A Bordeaux, il y avait eu d’ailleurs une grève des logisticienNEs de l’hôpital qui se plaignaient également de conditions désastreuses notamment dans les sous-sols du CHU. Est-ce que vous arrivez à échanger entre les différents corps de métiers de l’hôpital ?
On n’a pas beaucoup de temps d’échange en dehors de l’échange sur les tâches du travail à proprement parlé. Et dans le public, les personnes qui s’occupent du ménage, elles sont en sous-traitance. Des meufs qui arrivent de 6H à 9H, qui repartent, et qui reviennent le soir, donc avec des horaires terribles, et qui ne sont plus du tout intégrées au service, donc quelque part ça divise les corps de métiers, tu peux moins faire corps, donc ça rend plus compliqué de mener des luttes collectives.

 

Beaucoup d’étudiantEs en l’Institut de formation en soins infirmiers (IFSI) sont aujourd’hui démotivéEs par la profession et quittent la formation, rien qu’en voyant de l’extérieur ce qu’il se passe, mais aussi parfois de l’intérieur quand ils et elles sont mobiliséEs en renfort covid. En tant que jeune infirmière, qu’est-ce que tu aurais envie de leur dire ?

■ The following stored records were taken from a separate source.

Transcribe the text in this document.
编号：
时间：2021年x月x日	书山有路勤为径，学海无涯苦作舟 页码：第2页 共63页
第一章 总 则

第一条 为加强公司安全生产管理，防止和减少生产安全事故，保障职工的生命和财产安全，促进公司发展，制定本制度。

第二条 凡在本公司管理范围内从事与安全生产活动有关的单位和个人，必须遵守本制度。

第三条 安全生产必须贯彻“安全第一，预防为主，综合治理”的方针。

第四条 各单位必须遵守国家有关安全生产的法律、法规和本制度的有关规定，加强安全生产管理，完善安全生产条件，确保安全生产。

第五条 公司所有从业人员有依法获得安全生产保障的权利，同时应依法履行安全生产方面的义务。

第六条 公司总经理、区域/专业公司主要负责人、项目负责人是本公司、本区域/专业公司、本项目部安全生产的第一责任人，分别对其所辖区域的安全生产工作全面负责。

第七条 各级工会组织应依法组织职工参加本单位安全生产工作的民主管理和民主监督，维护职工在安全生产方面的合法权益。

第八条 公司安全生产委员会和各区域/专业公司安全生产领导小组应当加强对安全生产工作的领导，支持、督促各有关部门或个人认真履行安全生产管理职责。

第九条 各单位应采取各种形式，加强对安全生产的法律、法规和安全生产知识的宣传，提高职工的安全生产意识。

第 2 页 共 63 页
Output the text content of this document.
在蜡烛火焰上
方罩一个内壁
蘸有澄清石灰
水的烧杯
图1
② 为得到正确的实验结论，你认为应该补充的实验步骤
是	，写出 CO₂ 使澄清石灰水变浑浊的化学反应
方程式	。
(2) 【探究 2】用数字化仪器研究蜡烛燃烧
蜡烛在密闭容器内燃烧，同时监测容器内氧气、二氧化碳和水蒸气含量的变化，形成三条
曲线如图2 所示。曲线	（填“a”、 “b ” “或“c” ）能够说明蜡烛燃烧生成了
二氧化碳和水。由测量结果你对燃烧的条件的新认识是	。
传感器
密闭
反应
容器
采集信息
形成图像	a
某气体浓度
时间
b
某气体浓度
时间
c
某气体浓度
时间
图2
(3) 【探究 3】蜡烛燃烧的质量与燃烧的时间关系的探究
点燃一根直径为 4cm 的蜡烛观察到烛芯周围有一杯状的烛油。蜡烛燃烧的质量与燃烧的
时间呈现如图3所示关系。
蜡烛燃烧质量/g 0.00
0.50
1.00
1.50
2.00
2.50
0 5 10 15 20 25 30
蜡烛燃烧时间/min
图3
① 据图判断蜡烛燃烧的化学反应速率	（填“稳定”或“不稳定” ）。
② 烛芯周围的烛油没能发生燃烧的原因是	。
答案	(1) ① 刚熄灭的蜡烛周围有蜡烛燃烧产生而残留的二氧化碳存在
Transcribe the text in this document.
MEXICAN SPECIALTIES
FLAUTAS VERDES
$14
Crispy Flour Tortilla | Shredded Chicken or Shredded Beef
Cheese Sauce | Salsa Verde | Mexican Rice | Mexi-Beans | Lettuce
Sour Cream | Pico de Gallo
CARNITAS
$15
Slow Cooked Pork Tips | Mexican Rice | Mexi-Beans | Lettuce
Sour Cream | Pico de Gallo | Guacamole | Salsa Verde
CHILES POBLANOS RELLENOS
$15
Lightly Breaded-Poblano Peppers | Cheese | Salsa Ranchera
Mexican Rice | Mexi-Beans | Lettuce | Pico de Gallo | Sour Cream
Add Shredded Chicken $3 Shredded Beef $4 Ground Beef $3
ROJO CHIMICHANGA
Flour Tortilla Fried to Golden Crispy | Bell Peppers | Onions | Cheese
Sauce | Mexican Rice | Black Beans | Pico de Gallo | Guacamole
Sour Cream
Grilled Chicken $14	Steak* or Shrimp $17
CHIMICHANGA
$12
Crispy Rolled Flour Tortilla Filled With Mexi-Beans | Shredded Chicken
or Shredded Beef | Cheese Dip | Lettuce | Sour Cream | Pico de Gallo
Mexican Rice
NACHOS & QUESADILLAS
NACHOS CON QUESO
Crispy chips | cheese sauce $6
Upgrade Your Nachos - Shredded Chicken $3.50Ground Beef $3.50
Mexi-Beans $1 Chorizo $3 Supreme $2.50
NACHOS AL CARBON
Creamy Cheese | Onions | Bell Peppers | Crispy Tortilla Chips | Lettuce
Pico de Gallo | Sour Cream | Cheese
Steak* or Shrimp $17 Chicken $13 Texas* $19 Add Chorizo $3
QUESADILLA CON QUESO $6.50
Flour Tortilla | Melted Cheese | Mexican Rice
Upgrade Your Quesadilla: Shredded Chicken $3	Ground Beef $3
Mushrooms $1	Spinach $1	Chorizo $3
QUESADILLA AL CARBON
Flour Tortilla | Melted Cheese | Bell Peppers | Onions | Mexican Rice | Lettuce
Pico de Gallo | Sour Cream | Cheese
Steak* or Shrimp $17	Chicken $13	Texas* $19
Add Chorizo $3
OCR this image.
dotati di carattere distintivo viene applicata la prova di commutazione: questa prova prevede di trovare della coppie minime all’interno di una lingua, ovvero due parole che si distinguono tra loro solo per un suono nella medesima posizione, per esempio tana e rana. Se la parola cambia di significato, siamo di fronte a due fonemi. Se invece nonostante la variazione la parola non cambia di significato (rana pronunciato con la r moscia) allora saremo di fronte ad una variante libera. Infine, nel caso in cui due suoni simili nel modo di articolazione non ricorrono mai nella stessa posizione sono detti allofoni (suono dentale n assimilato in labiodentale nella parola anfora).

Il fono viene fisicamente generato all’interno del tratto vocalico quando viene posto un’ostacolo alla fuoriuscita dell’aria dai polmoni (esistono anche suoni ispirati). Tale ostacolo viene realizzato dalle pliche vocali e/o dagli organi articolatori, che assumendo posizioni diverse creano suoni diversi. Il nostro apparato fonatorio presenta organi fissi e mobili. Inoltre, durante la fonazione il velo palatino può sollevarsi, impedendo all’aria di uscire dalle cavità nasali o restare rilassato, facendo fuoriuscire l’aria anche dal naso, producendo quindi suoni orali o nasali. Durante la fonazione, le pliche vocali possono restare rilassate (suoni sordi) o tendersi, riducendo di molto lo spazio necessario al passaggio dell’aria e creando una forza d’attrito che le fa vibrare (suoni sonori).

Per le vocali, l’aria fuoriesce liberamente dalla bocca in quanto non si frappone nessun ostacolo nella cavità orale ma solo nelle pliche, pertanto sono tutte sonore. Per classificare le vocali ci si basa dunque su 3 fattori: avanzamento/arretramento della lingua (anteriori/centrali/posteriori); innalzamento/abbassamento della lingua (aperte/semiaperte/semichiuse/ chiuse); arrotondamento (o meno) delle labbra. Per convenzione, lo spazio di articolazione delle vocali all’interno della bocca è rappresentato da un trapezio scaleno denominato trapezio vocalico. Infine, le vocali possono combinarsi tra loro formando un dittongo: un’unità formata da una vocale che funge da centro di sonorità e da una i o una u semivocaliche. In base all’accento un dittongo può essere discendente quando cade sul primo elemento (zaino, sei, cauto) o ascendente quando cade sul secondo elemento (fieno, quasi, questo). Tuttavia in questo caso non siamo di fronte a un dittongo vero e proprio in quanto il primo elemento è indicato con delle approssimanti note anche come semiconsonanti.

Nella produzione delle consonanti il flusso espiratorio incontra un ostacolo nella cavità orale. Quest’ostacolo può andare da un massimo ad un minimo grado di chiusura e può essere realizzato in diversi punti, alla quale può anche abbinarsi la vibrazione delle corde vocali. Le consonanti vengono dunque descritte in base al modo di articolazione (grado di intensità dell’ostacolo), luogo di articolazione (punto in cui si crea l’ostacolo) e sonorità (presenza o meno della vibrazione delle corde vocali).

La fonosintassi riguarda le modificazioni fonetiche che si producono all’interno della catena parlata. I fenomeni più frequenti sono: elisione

Tout dépend des raisons de cette démotivation. Ce sont des personnes qui subissent, encore plus que les salariéEs, tout ce qui est harcèlement sexuel et racisme au cours de leur formation. Si c’est pour des raisons comme ça je pense qu’il faut pas se mettre en danger pour exercer un métier, mais si la démotivation est plus liée au contexte sanitaire, ils et elles ont sûrement été forméEs par des infirmières qui ne sont pas hyper disposées à la bienveillance, qui n’ont pas le temps d’enseigner correctement vu le contexte dans lequel elles exercent elles-mêmes. Mais ça peut être aussi une occasion de tirer ça à notre avantage, de se mobiliser et de défendre l’hôpital public qu’on a envie d’avoir.